The present study demonstrated that direct interaction between endothelial cells and smooth muscle cells augments C-type natriuretic peptide secretion from endothelial cells through transforming growth factor-beta activation, and revealed that the enzymatic degradation is responsible for the steady state level of C-type natriuretic peptide in endothelial cells alone and that the receptor-mediated clearance mainly determines the augmented level of C-type natriuretic peptide in the interaction between endothelial cells and smooth muscle cells. The results taken together raise the possibility that endothelial C-type natriuretic peptide might play a role in regulation of vascular tone and remodelling.
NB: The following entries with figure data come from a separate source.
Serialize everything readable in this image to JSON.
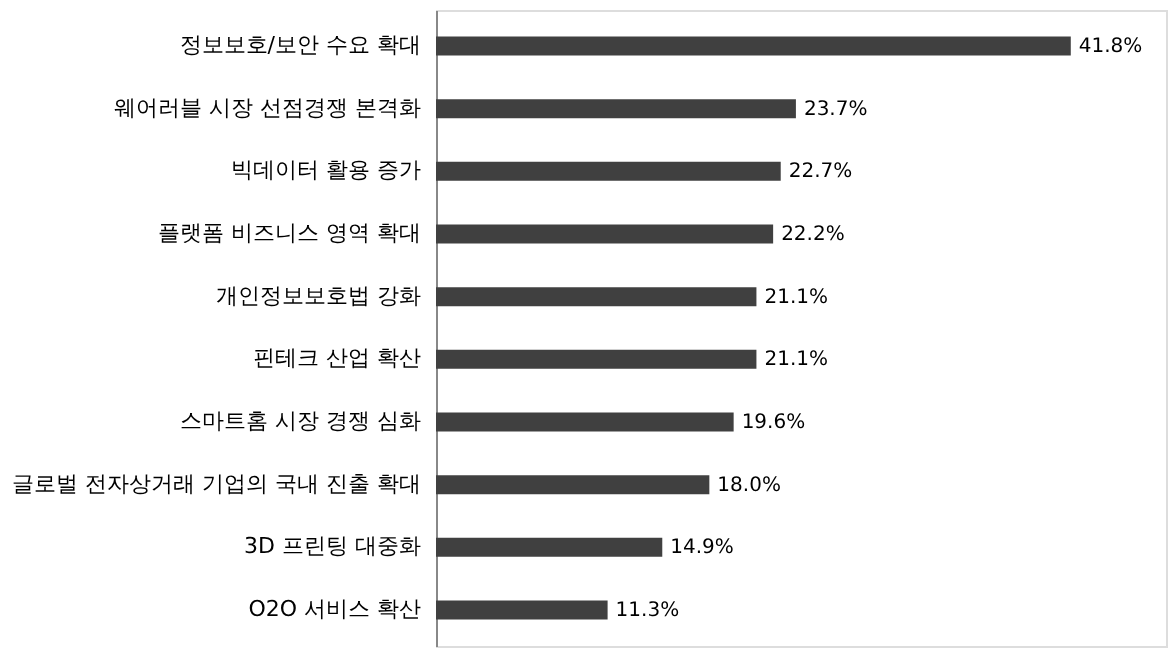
{
  "chart_data": {
    "type": "bar",
    "orientation": "horizontal",
    "categories": [
      "정보보호/보안 수요 확대",
      "웨어러블 시장 선점경쟁 본격화",
      "빅데이터 활용 증가",
      "플랫폼 비즈니스 영역 확대",
      "개인정보보호법 강화",
      "핀테크 산업 확산",
      "스마트홈 시장 경쟁 심화",
      "글로벌 전자상거래 기업의 국내 진출 확대",
      "3D 프린팅 대중화",
      "O2O 서비스 확산"
    ],
    "values": [
      41.8,
      23.7,
      22.7,
      22.2,
      21.1,
      21.1,
      19.6,
      18.0,
      14.9,
      11.3
    ],
    "value_labels": [
      "41.8%",
      "23.7%",
      "22.7%",
      "22.2%",
      "21.1%",
      "21.1%",
      "19.6%",
      "18.0%",
      "14.9%",
      "11.3%"
    ],
    "color": "#404040"
  }
}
通过使用内皮细胞 - 平滑肌细胞共培养系统研究C型利钠肽的内皮生成及清除机制,阐明C型利钠肽在内皮细胞与血管平滑肌细胞相互作用中的意义。
与单独培养的内皮细胞相比,内皮细胞与平滑肌细胞直接共培养时C型利钠肽的分泌增加了多达60倍。共培养中细胞内环磷酸鸟苷(cGMP)的积累因此增加,且抗C型利钠肽单克隆抗体消除了共培养中环磷酸鸟苷水平的升高。抗转化生长因子 - β中和抗体消除了共培养中环磷酸鸟苷产生的升高。坎多沙坦酯(10⁻⁶ - 10⁻⁴ mol/l),一种中性内肽酶抑制剂,可剂量依赖性增加单独培养内皮细胞时培养基中C型利钠肽的浓度,但在内皮细胞 - 平滑肌细胞共培养中无此作用。通过逆转录聚合酶链反应在内皮细胞中检测到中性内肽酶信使核糖核酸的转录本,而在平滑肌细胞中未检测到。用利钠肽清除受体的特异性配体C - 心房利钠因子4 - 23(10⁻⁹ - 10⁻⁶ mol/l)处理,导致内皮细胞 - 平滑肌细胞共培养中C型利钠肽浓度剂量依赖性增加以及细胞内cGMP产生增加,但单独培养的内皮细胞中无此现象。
本研究表明内皮细胞与平滑肌细胞之间的直接相互作用通过转化生长因子 - β激活增强了内皮细胞C型利钠肽的分泌,并揭示酶促降解决定了单独培养内皮细胞中C型利钠肽的稳态水平,而受体介导的清除主要决定了内皮细胞与平滑肌细胞相互作用中C型利钠肽的增加水平。综合这些结果增加了内皮C型利钠肽可能在血管张力调节和重塑中发挥作用的可能性。